At the heart of this film is Fiscuteanu's performance as Lazarescu; a performance so gripping that it creates a tangible, slowly mounting sense of anxiety as Lazarescu fades away to the chorus of insulting, bickering medical professionals who are supposed to be saving his life but instead spend their time flirting, arguing, and attacking each other's enormous egos. Every Dante must have a Virgil (a name which we hear throughout the film), and this Dante is guided through the health care hell by an EMT named Mioara (Luminita Gheorghiu), a woman on the fringes of the health care system who, albeit reluctantly, is the only person who empathizes with Lazarescu's constant dismissal and the only one who takes professional and personal responsibility for him.
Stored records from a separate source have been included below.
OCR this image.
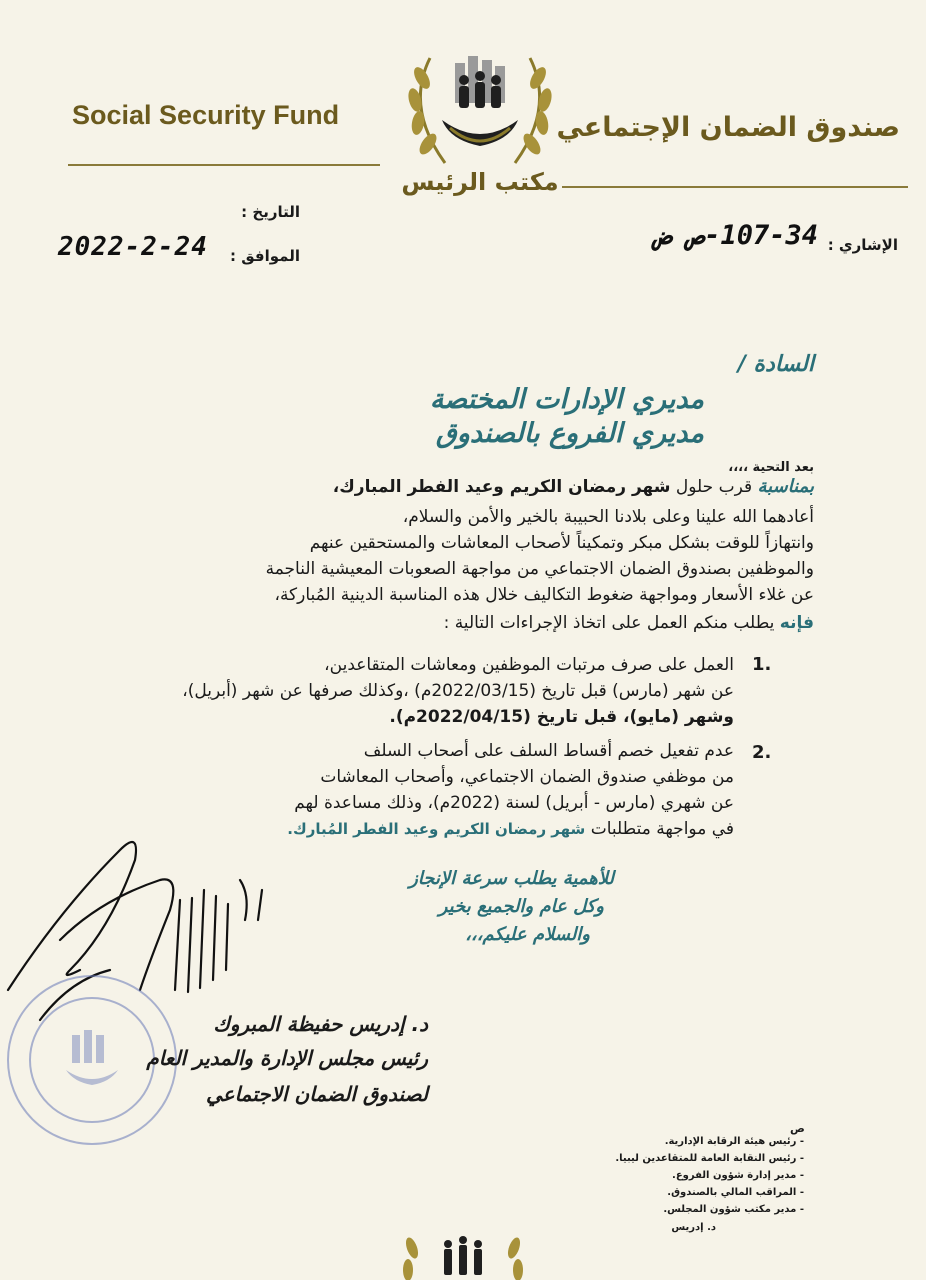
Social Security Fund	صندوق الضمان الإجتماعي
مكتب الرئيس
التاريخ :
الموافق :
2022-2-24	الإشاري :
107-34-ص ض
السادة /
مديري الإدارات المختصة
مديري الفروع بالصندوق
بعد التحية ،،،،
بمناسبة قرب حلول شهر رمضان الكريم وعيد الفطر المبارك،
أعادهما الله علينا وعلى بلادنا الحبيبة بالخير والأمن والسلام،
وانتهازاً للوقت بشكل مبكر وتمكيناً لأصحاب المعاشات والمستحقين عنهم
والموظفين بصندوق الضمان الاجتماعي من مواجهة الصعوبات المعيشية الناجمة
عن غلاء الأسعار ومواجهة ضغوط التكاليف خلال هذه المناسبة الدينية المُباركة،
فإنه يطلب منكم العمل على اتخاذ الإجراءات التالية :
1.
العمل على صرف مرتبات الموظفين ومعاشات المتقاعدين،
عن شهر (مارس) قبل تاريخ (2022/03/15م) ،وكذلك صرفها عن شهر (أبريل)،
وشهر (مايو)، قبل تاريخ (2022/04/15م).
2.
عدم تفعيل خصم أقساط السلف على أصحاب السلف
من موظفي صندوق الضمان الاجتماعي، وأصحاب المعاشات
عن شهري (مارس - أبريل) لسنة (2022م)، وذلك مساعدة لهم
في مواجهة متطلبات شهر رمضان الكريم وعيد الفطر المُبارك.
للأهمية يطلب سرعة الإنجاز
وكل عام والجميع بخير
والسلام عليكم،،،
د. إدريس حفيظة المبروك
رئيس مجلس الإدارة والمدير العام
لصندوق الضمان الاجتماعي
ص
- رئيس هيئة الرقابة الإدارية.
- رئيس النقابة العامة للمتقاعدين ليبيا.
- مدير إدارة شؤون الفروع.
- المراقب المالي بالصندوق.
- مدير مكتب شؤون المجلس.
د. إدريس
When she leaves his side at the end of the film, we know that no good will come of it; his guardian angel gone, Lazarescu has nothing left to do but to die.

In his comments in Cannes, Puiu mentioned that he sees this film as the first in a film by film answer to Eric Rohmer's Six Moral Tales series, and you can see the relationship immediately; whereas Rohmer's films show the constant search for love and human connection between people, Puiu seems set upon expanding that responsibility to the social contract and exposing the troubled relationship between people and the institutions that they create and serve. If The Death Of Mr. Lazarescu is any indication of things to come, there are five amazing films on the way and I am very much looking forward to following Puiu's tales of the state of human relations. In the meantime, I'm going to have a hard time getting Fiscuteanu's face out of my head as experiencing the loss of this character was such a traumatizing experience, I know I won't recover from losing him any time soon.